1. A three-dimensional visualization method for energy management based on digital twins and the Internet of Things, characterized by: include: Acquire multi-source heterogeneous energy data of energy management objects, including real-time energy consumption data, device status data, environmental parameter data, and historical energy consumption statistics collected by IoT devices; Building a virtual mirror model of the corresponding physical energy system based on the multi-source heterogeneous energy data and the digital twin model; Generate a three-dimensional visualization scene based on the virtual mirror model, mapping the geographical distribution of the physical energy system through a spatial coordinate system, and presenting the real-time energy consumption status of the equipment, energy flow transmission path, and environmental parameter changes through dynamic rendering; receiving user interaction instructions, performing interactive operations on a target area or device in the three-dimensional visualization scene, retrieving associated multi-source heterogeneous energy data, and displaying them in an overlay; In the three-dimensional visualization scene, energy consumption abnormality warning information or equipment control strategy is generated in combination with preset energy management optimization rules, and the equipment control strategy is input into the physical energy system for execution.

2. The three-dimensional visualization method for energy management based on digital twins and the Internet of Things according to claim 1 is characterized in that: The acquiring of multi-source heterogeneous data of energy management objects includes: Collect real-time energy consumption data, equipment status data, and environmental parameter data of each node device in the physical energy system through the Internet of Things sensor network; Retrieving historical energy consumption statistics from the energy management system database, the historical energy consumption statistics including the total energy consumption over a specified period, the year-on-year change rate of equipment energy consumption, and energy consumption baseline values ​​under typical operating conditions; Data preprocessing is performed on the real-time energy consumption data, equipment status data, environmental parameter data and historical energy consumption statistics to generate a standardized multi-source heterogeneous data set.
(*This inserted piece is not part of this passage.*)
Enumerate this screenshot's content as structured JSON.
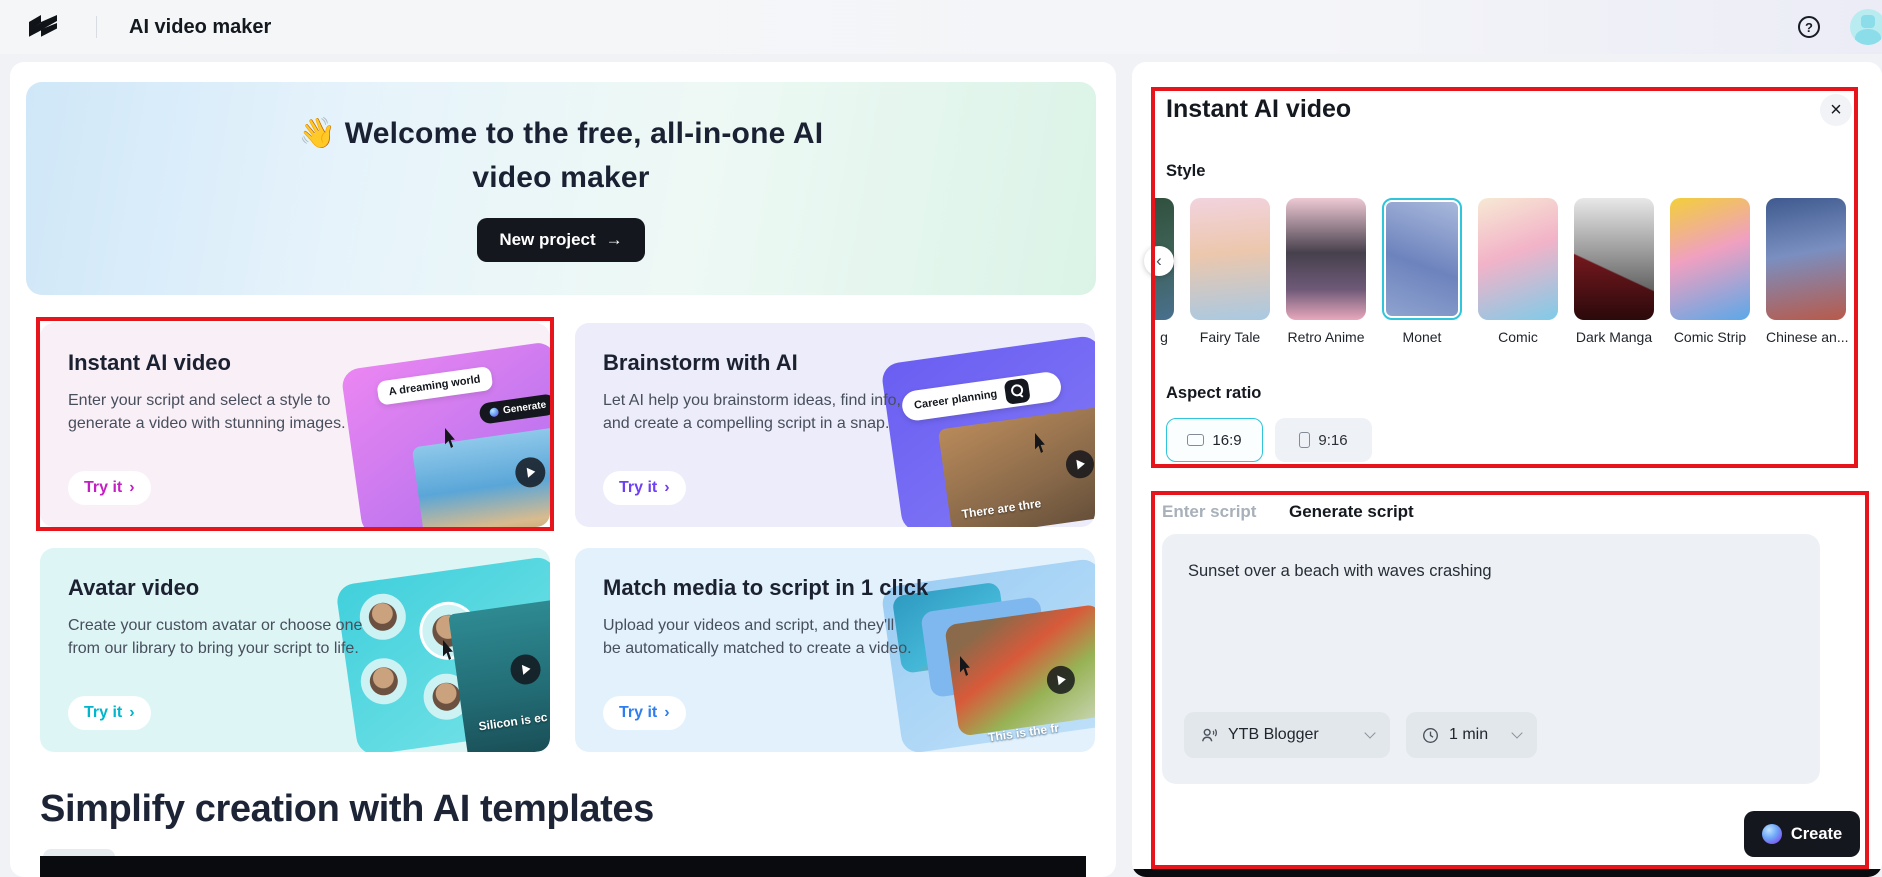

3. The three-dimensional visualization method for energy management based on digital twins and the Internet of Things according to claim 1 is characterized in that: The constructing of a virtual mirror model of the corresponding physical energy system based on the multi-source heterogeneous energy data and the digital twin model includes: Constructing an initial three-dimensional geometric model of the physical energy system based on a building information model or a geographic information system, wherein the initial three-dimensional geometric model includes equipment spatial location, pipeline direction, and building structure parameters; Inputting standardized multi-source heterogeneous data sets into the digital twin platform and driving the optimization and update of the initial 3D geometric model, synchronously mapping the morphological changes caused by the real-time load of the equipment, the energy flow transmission rate and the influence of environmental parameters; An information association rule base for the physical energy system is established, wherein the information association rule base includes correlation coefficients between equipment energy consumption and environmental parameters, and functional relationships between energy transmission loss and environmental conditions, and is used to correct the dynamic simulation accuracy of the virtual mirror model.
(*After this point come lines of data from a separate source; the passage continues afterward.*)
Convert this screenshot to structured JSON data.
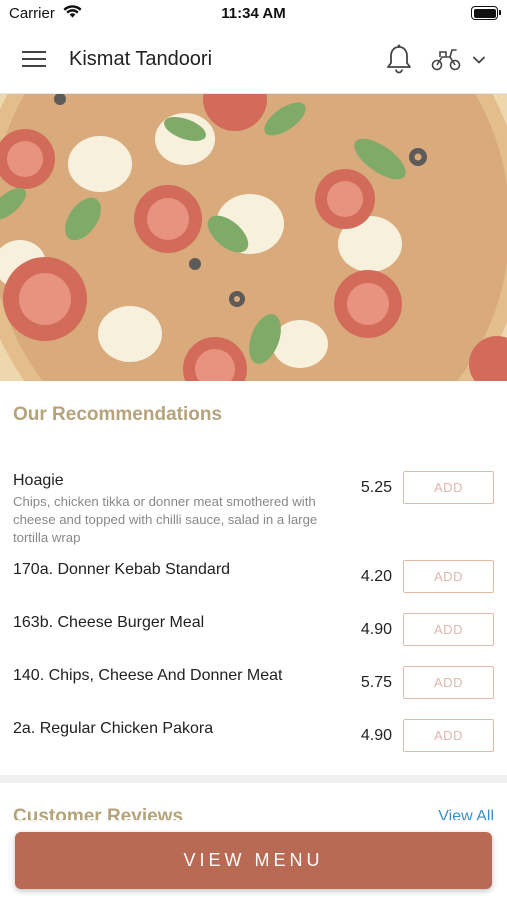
{
  "status_bar": {
    "carrier": "Carrier",
    "time": "11:34 AM",
    "icons": [
      "wifi-icon",
      "battery-icon"
    ]
  },
  "header": {
    "title": "Kismat Tandoori",
    "icons": [
      "hamburger-menu-icon",
      "bell-icon",
      "scooter-icon",
      "chevron-down-icon"
    ]
  },
  "hero": {
    "image": "pizza-hero-image"
  },
  "recommendations": {
    "title": "Our Recommendations",
    "add_label": "ADD",
    "items": [
      {
        "name": "Hoagie",
        "description": "Chips, chicken tikka or donner meat smothered with cheese and topped with chilli sauce, salad in a large tortilla wrap",
        "price": "5.25"
      },
      {
        "name": "170a. Donner Kebab Standard",
        "description": "",
        "price": "4.20"
      },
      {
        "name": "163b. Cheese Burger Meal",
        "description": "",
        "price": "4.90"
      },
      {
        "name": "140. Chips, Cheese And Donner Meat",
        "description": "",
        "price": "5.75"
      },
      {
        "name": "2a. Regular Chicken Pakora",
        "description": "",
        "price": "4.90"
      }
    ]
  },
  "reviews": {
    "title": "Customer Reviews",
    "view_all": "View All"
  },
  "footer": {
    "view_menu": "VIEW MENU"
  },
  "colors": {
    "accent": "#b86a54",
    "section_title": "#b5a37c",
    "add_border": "#e3b9a8",
    "link": "#3a8fc8"
  }
}
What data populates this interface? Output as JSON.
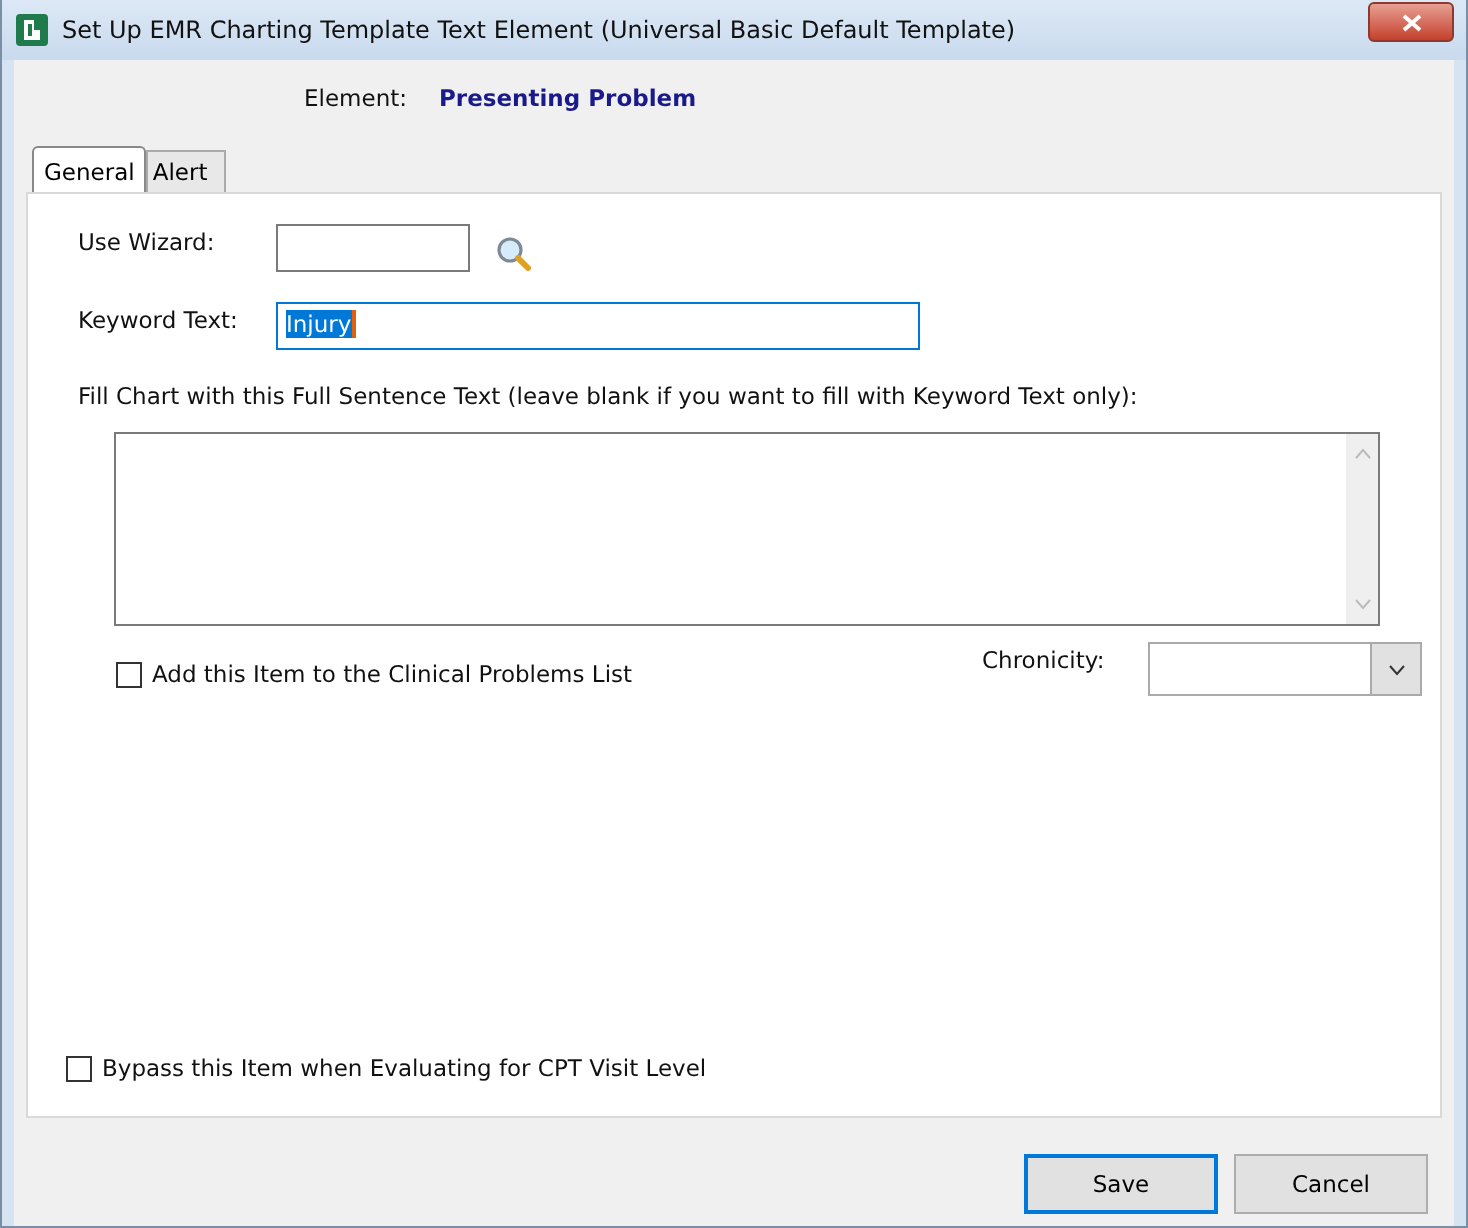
{
  "window": {
    "title": "Set Up EMR Charting Template Text Element (Universal Basic Default Template)"
  },
  "element": {
    "label": "Element:",
    "value": "Presenting Problem"
  },
  "tabs": [
    {
      "label": "General",
      "selected": true
    },
    {
      "label": "Alert",
      "selected": false
    }
  ],
  "use_wizard": {
    "label": "Use Wizard:"
  },
  "keyword": {
    "label": "Keyword Text:",
    "value": "Injury",
    "text_selected": true
  },
  "full_sentence": {
    "label": "Fill Chart with this Full Sentence Text (leave blank if you want to fill with Keyword Text only):"
  },
  "checkboxes": [
    {
      "label": "Add this Item to the Clinical Problems List",
      "checked": false
    },
    {
      "label": "Bypass this Item when Evaluating for CPT Visit Level",
      "checked": false
    }
  ],
  "chronicity": {
    "label": "Chronicity:"
  },
  "buttons": [
    {
      "label": "Save",
      "default": true
    },
    {
      "label": "Cancel",
      "default": false
    }
  ]
}
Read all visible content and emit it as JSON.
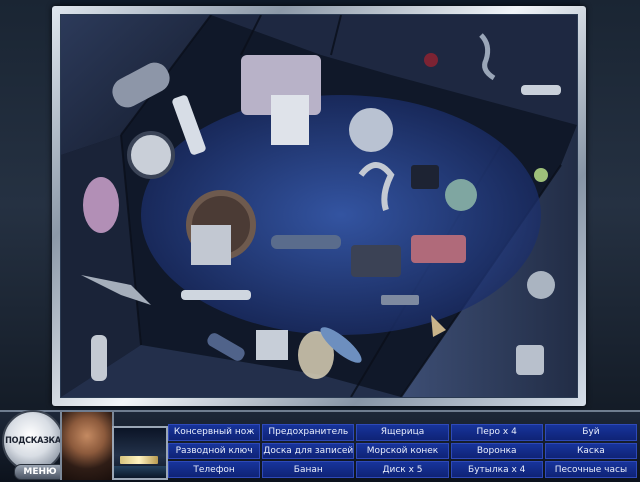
{
  "hint_button": {
    "label": "ПОДСКАЗКА"
  },
  "menu_button": {
    "label": "МЕНЮ"
  },
  "find_list": [
    "Консервный нож",
    "Предохранитель",
    "Ящерица",
    "Перо x 4",
    "Буй",
    "Разводной ключ",
    "Доска для записей",
    "Морской конек",
    "Воронка",
    "Каска",
    "Телефон",
    "Банан",
    "Диск x 5",
    "Бутылка x 4",
    "Песочные часы"
  ],
  "colors": {
    "list_bg": "#17349b",
    "list_text": "#e9eefc",
    "frame_metal": "#c8d1dc"
  }
}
4. The three-dimensional visualization method for energy management based on digital twins and the Internet of Things according to claim 1 is characterized in that: In the three-dimensional visualization scene, generating abnormal energy consumption warning information or equipment control strategy in combination with preset energy management optimization rules includes: Anomaly detection is performed on the real-time energy consumption data in the three-dimensional visualization scene using a machine learning algorithm. When the energy consumption data of a certain area or device exceeds a preset threshold, an early warning instruction is triggered and the location is marked in the three-dimensional visualization scene; Analyze the causes of abnormal energy consumption by combining equipment topology and environmental parameter data, and generate a diagnostic report that includes fault component location, impact range assessment, and priority ranking; Based on the preset energy management optimization rules, candidate solutions are obtained from the energy management strategy library. The implementation effect information of each candidate solution is simulated through the digital twin model, and the optimal equipment control strategy is selected and output to the physical energy system for execution.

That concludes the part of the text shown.